Certes, les enseignes se voient alors privées d’une partie de leur clientèle , mais gagnent en échange le “temps de transit disponible” des voyageurs entre deux connexions modales. Comme l’expliquait Pascal Lupo, ancien directeur des gares à la SCNF, toujours en 2004 :

« Paris-Nord passe d’une gestion de flux à une gestion d’actifs, sur le modèle des gares japonaises, qui sont depuis longtemps de véritables lieux de consommation », résume Pascal Lupo.

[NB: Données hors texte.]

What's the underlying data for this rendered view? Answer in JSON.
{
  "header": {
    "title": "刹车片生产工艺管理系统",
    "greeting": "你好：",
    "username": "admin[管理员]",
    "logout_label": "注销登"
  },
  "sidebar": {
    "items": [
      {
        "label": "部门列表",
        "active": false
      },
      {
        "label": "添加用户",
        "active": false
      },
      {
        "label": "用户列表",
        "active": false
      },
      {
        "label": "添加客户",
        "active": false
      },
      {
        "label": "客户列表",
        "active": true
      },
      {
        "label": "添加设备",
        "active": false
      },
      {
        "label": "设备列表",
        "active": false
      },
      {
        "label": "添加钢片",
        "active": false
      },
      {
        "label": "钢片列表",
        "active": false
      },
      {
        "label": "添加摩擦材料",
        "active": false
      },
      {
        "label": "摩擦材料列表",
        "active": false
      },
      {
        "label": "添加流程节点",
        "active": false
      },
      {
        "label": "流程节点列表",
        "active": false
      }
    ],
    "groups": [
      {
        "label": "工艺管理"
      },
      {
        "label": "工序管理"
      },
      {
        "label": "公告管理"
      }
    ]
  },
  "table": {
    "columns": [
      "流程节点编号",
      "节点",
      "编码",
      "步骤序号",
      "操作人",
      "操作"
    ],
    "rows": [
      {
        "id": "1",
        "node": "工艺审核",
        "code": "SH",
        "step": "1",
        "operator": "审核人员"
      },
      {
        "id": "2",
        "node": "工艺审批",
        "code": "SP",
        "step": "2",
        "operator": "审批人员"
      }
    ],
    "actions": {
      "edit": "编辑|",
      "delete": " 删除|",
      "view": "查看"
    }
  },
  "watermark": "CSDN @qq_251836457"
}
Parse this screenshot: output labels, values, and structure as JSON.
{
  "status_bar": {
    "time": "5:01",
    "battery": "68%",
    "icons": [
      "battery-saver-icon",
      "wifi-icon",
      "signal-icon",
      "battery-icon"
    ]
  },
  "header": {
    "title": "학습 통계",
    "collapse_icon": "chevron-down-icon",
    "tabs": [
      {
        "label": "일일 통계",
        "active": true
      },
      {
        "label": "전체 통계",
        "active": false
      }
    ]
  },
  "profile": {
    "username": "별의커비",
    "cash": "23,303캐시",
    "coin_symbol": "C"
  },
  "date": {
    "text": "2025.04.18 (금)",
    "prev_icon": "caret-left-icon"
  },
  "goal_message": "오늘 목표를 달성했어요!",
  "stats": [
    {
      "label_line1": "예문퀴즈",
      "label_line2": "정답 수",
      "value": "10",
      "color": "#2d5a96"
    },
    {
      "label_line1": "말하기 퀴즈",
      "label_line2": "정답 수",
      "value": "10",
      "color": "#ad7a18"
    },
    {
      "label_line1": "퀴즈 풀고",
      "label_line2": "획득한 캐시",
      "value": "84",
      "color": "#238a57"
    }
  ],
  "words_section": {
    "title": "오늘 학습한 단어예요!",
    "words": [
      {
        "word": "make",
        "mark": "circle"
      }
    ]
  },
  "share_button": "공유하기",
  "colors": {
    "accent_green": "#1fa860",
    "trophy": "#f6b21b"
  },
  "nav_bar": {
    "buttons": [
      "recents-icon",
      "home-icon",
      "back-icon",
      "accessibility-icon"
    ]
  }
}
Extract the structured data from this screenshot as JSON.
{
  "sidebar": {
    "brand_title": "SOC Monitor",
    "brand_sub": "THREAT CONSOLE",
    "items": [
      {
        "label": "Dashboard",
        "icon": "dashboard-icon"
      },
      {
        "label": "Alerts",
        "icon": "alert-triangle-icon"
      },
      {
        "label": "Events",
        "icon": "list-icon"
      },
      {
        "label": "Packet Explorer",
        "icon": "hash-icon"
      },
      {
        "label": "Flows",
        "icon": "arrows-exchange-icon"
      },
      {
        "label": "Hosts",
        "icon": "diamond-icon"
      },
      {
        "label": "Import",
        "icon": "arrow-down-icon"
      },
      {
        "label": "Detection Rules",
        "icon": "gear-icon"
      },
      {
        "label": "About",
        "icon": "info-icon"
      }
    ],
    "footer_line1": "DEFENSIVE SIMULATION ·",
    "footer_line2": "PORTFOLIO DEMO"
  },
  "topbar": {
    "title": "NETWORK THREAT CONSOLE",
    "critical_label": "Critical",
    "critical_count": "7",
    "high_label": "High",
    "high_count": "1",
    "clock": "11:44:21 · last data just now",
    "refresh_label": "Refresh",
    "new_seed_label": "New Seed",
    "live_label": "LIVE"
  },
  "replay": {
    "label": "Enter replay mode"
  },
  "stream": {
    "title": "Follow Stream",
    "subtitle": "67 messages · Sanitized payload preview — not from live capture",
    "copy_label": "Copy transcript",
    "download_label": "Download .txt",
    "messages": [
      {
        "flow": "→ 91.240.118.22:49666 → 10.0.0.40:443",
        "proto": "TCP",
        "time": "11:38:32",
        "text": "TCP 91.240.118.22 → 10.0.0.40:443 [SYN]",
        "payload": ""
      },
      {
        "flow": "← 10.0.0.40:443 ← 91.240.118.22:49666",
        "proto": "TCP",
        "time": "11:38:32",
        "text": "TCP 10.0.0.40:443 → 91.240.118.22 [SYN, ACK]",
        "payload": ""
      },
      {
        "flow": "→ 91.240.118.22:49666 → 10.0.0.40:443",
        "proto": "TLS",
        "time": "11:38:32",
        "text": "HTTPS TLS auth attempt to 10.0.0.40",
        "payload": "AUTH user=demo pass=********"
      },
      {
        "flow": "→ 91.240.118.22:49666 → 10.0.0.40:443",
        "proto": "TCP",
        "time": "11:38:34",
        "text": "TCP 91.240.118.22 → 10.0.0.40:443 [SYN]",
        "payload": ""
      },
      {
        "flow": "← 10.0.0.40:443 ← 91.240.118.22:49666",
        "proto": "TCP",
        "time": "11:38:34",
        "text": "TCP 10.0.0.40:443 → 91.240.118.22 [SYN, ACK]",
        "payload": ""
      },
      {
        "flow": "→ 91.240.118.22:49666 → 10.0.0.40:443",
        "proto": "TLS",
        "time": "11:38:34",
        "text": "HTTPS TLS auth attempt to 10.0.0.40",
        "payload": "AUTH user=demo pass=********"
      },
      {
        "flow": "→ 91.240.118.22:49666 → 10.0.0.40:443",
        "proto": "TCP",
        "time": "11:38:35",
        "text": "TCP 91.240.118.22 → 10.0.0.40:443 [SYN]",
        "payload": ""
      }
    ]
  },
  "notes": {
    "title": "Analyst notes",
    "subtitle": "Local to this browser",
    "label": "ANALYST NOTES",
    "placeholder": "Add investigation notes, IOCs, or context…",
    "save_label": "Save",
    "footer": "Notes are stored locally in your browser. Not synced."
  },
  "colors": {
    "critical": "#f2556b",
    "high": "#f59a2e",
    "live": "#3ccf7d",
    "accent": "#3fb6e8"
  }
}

Avec 500 000 voyageurs par jour, soit trente fois la fréquentation d’un hypermarché, les commerçants voient d’un bon œil cette mutation marchande.

La conclusion de L’Expansion, qui commente l’attitude du chef de gare de l’époque, est à ce titre plus que révélatrice :

Il n’a plus de sifflet autour du cou, mais bien une calculette dans la tête.

La revue Article XI a d’ailleurs très bien montré cette “mutation marchande” dans un récent triptyque justement consacré à la Gare du Nord (merci @Urbain_ pour le partage), décortiquant ce qu’ils définissent comme “la fabrique d’un non-lieu” (reprenant la célèbre formule de Marc Augé) :

Bienveillante, la Gare du Nord enveloppe son consommateur d’une sollicitude aux contours sucrés. [...] Mécanique, narcissique, solitaire, la non-gare impose son ordre de supermarché.

Le choix du terme “non-lieu” dans leur titre n’est pas anodin, et symbolise tout le paradoxe de Gares & Connexions dont l’objectif affiché est justement d’amener les gares à quitter leur statut actuel de “non-lieu” (ou du moins, de lieu précaire voué uniquement au transit) pour atteindre celui de “tiers-lieu”, un concept dont nous faisions l’apologie il y a quelques mois et que nous soutenons sur le principe dans le cas présent… sans toutefois oublier de critiquer la manière.

Concrètement, “on parle de “tiers-lieux” (“third places” en anglais) pour évoquer la nouvelle fonction de ces espaces de pause”. Et comme leur étymologie l’indique justement, “gare” et “station” (voire “arrêt” de bus) ont d’abord été pensés comme lieux de pause (salles d’attente, temps de latence entre deux connexions, etc). On comprend alors que la SNCF souhaite “rentabiliser” ce temps d’attente, alors qu’elle risque en parallèle de voir la concurrence nuire à ses activités de transporteur…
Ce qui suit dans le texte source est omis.